Bernanke: Paying for Medicare, Social Security weighs on economy

By Neil Irwin
Washington Post Staff Writer
Wednesday, April 7, 2010; 4:24 PM

The United States needs to take new steps to improve the financial condition of Medicare and Social Security, Federal Reserve Chairman Ben S. Bernanke said Wednesday, describing the challenges of paying for those programs as one of the greatest long-term challenges for the economy.

Bernanke, in an unusual discussion of an area outside his immediate responsibility, seemed to be using his bully pulpit to try to focus attention on what he views as the top long-run challenge for U.S. economic policy.

"To avoid large and ultimately unsustainable budget deficits, the nation will ultimately have to choose among higher taxes, modifications to entitlement programs such as Social Security and Medicare, less spending on everything else from education to defense, or some combination of the above," Bernanke said in a speech to the Dallas Regional Chamber.
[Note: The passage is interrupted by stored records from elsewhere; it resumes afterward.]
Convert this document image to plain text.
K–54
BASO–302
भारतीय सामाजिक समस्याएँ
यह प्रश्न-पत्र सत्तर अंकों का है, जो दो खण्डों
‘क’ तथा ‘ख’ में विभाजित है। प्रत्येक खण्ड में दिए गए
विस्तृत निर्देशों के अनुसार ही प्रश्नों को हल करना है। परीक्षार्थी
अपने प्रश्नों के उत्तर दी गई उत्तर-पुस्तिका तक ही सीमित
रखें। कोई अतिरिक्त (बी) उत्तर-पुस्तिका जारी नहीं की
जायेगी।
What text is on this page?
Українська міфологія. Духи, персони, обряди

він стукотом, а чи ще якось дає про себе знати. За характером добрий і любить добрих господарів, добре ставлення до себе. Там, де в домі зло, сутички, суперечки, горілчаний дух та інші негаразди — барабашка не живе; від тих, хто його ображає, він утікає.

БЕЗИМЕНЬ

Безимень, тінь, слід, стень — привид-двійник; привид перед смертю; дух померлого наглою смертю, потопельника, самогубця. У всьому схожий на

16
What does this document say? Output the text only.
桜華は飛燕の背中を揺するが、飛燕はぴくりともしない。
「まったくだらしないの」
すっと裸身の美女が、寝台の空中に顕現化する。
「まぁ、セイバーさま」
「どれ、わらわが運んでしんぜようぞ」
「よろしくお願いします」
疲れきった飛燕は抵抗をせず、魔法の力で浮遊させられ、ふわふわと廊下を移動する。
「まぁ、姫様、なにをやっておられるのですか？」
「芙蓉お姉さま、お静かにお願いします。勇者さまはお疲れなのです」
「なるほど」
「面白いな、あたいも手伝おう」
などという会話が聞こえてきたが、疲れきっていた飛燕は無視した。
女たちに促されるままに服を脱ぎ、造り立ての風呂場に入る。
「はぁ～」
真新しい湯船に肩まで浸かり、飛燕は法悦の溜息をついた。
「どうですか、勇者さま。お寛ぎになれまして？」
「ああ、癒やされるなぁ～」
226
"These choices are difficult, and it always seems easier to put them off -- until the day they cannot be put off any more. But unless we as a nation demonstrate a strong commitment to fiscal responsibility, in the longer run we will have neither financial stability nor healthy economic growth."

Bernanke did make clear that he does not view immediate steps to reduce the budget deficit as desirable, given the continued high joblessness.

"Today, the economy continues to operate well below its potential, which implies that a sharp near-term reduction in our fiscal deficit is probably neither practical nor advisable," he said. But he called for developing a "credible plan" to reduce long-run deficits, and even said that such a plan could help boost the economy in the near term by lowering long-term interest rates.

Bernanke has articulated similar ideas about long-term fiscal imbalances in congressional testimony, but usually only when he is asked about them by lawmakers. In one of his first major speeches since being confirmed for a second four-year term, Bernanke appeared to be trying to be trying to cast attention on an area over which he has no direct control: The Fed is responsible for managing the nation's money supply and supervising banks, but Congress and the president have sole power over the nation's tax and spending decisions.

He approached the subject with a bit of wryness.

"The economist John Maynard Keynes said that in the long run, we are all dead," Bernanke said. "If he were around today he might say that, in the long run, we are all on Social Security and Medicare."